Ela lembra que o governo Lula se prontificou no ano passado a concluir a demarcação do território Ypo’í/Triunfo, o que ainda não foi feito. A portaria declaratória foi publicada em 2016, ainda no governo de Dilma Rousseff. Um dos desafios para o andamento deste processo é o marco temporal, aprovado pelo Congresso Nacional mesmo depois de ter sido julgado inconstitucional pelo Supremo Tribunal Federal (STF).

Verônica aponta a falta de dados como uma das demonstrações da omissão do Estado Brasileiro com relação e seus povos originários. O único Inquérito Nacional de Saúde Alimentar dos Povos Indígenas foi feito pela Fundação Oswaldo Cruz (Fiocruz) entre os anos de 2008 e 2009. O objetivo, a partir desta pesquisa e de outras experiências nacionais, é que o aplicativo desenvolvido pela Rede PENSSAN para pesquisa com povos indígenas, que inclui a Escala de Insegurança Alimentar Indígena validada, seja utilizado em outras pesquisas nacionais.

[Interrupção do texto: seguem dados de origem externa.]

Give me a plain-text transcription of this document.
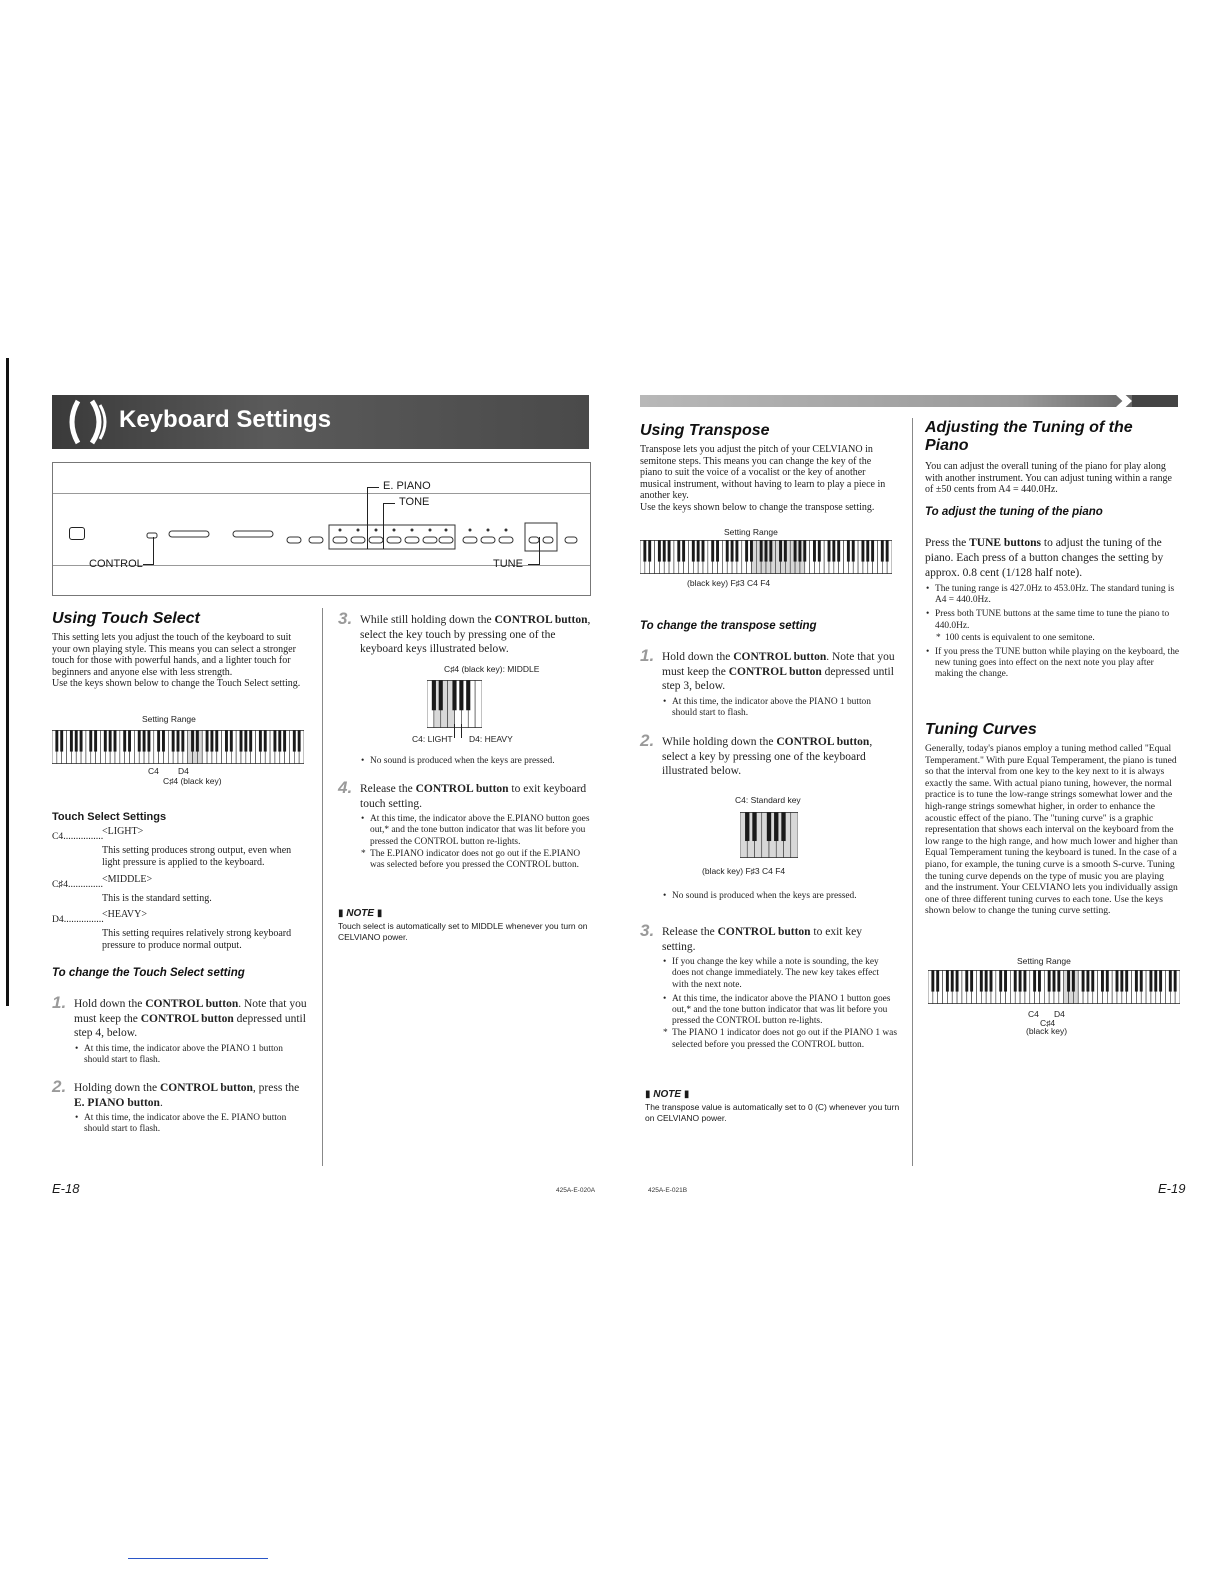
Keyboard Settings
E. PIANO
TONE
CONTROL	TUNE
Using Touch Select
This setting lets you adjust the touch of the keyboard to suit your own playing style. This means you can select a stronger touch for those with powerful hands, and a lighter touch for beginners and anyone else with less strength.
Use the keys shown below to change the Touch Select setting.
Setting Range
C4 D4
C♯4 (black key)
Touch Select Settings
C4................
<LIGHT>
This setting produces strong output, even when light pressure is applied to the keyboard.
C♯4.............. <MIDDLE>
This is the standard setting.
D4................
<HEAVY>
This setting requires relatively strong keyboard pressure to produce normal output.
To change the Touch Select setting
1. Hold down the CONTROL button. Note that you must keep the CONTROL button depressed until step 4, below.
• At this time, the indicator above the PIANO 1 button should start to flash.
2. Holding down the CONTROL button, press the E. PIANO button.
• At this time, the indicator above the E. PIANO button should start to flash.
3. While still holding down the CONTROL button, select the key touch by pressing one of the keyboard keys illustrated below.
C♯4 (black key): MIDDLE
C4: LIGHT D4: HEAVY
• No sound is produced when the keys are pressed.
4. Release the CONTROL button to exit keyboard touch setting.
• At this time, the indicator above the E.PIANO button goes out,* and the tone button indicator that was lit before you pressed the CONTROL button re-lights.
* The E.PIANO indicator does not go out if the E.PIANO was selected before you pressed the CONTROL button.
▮ NOTE ▮
Touch select is automatically set to MIDDLE whenever you turn on CELVIANO power.
E-18	425A-E-020A
Using Transpose
Transpose lets you adjust the pitch of your CELVIANO in semitone steps. This means you can change the key of the piano to suit the voice of a vocalist or the key of another musical instrument, without having to learn to play a piece in another key.
Use the keys shown below to change the transpose setting.
Setting Range
(black key) F♯3 C4 F4
To change the transpose setting
1. Hold down the CONTROL button. Note that you must keep the CONTROL button depressed until step 3, below.
• At this time, the indicator above the PIANO 1 button should start to flash.
2. While holding down the CONTROL button, select a key by pressing one of the keyboard illustrated below.
C4: Standard key
(black key) F♯3 C4 F4
• No sound is produced when the keys are pressed.
3. Release the CONTROL button to exit key setting.
• If you change the key while a note is sounding, the key does not change immediately. The new key takes effect with the next note.
• At this time, the indicator above the PIANO 1 button goes out,* and the tone button indicator that was lit before you pressed the CONTROL button re-lights.
* The PIANO 1 indicator does not go out if the PIANO 1 was selected before you pressed the CONTROL button.
▮ NOTE ▮
The transpose value is automatically set to 0 (C) whenever you turn on CELVIANO power.
Adjusting the Tuning of the Piano
You can adjust the overall tuning of the piano for play along with another instrument. You can adjust tuning within a range of ±50 cents from A4 = 440.0Hz.
To adjust the tuning of the piano
Press the TUNE buttons to adjust the tuning of the piano. Each press of a button changes the setting by approx. 0.8 cent (1/128 half note).
• The tuning range is 427.0Hz to 453.0Hz. The standard tuning is A4 = 440.0Hz.
• Press both TUNE buttons at the same time to tune the piano to 440.0Hz.
* 100 cents is equivalent to one semitone.
• If you press the TUNE button while playing on the keyboard, the new tuning goes into effect on the next note you play after making the change.
Tuning Curves
Generally, today's pianos employ a tuning method called "Equal Temperament." With pure Equal Temperament, the piano is tuned so that the interval from one key to the key next to it is always exactly the same. With actual piano tuning, however, the normal practice is to tune the low-range strings somewhat lower and the high-range strings somewhat higher, in order to enhance the acoustic effect of the piano. The "tuning curve" is a graphic representation that shows each interval on the keyboard from the low range to the high range, and how much lower and higher than Equal Temperament tuning the keyboard is tuned. In the case of a piano, for example, the tuning curve is a smooth S-curve. Tuning the tuning curve depends on the type of music you are playing and the instrument. Your CELVIANO lets you individually assign one of three different tuning curves to each tone. Use the keys shown below to change the tuning curve setting.
Setting Range
C4 D4
C♯4
(black key)
425A-E-021B	E-19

Para Nayara, o resultado da atual pesquisa, já indica um caminho: a presença nos territórios, mesmo com todas as dificuldades, que deveriam ser reduzidas, já melhora as condições de vida dos indígenas. “A contradição é que muitos direitos são negados pelo Estado sob o argumento que os indígenas das retomadas estão em áreas que não são reconhecidas como terras indígenas, mas cabe ao Estado, e somente a ele, fazer o reconhecimento dos territórios.”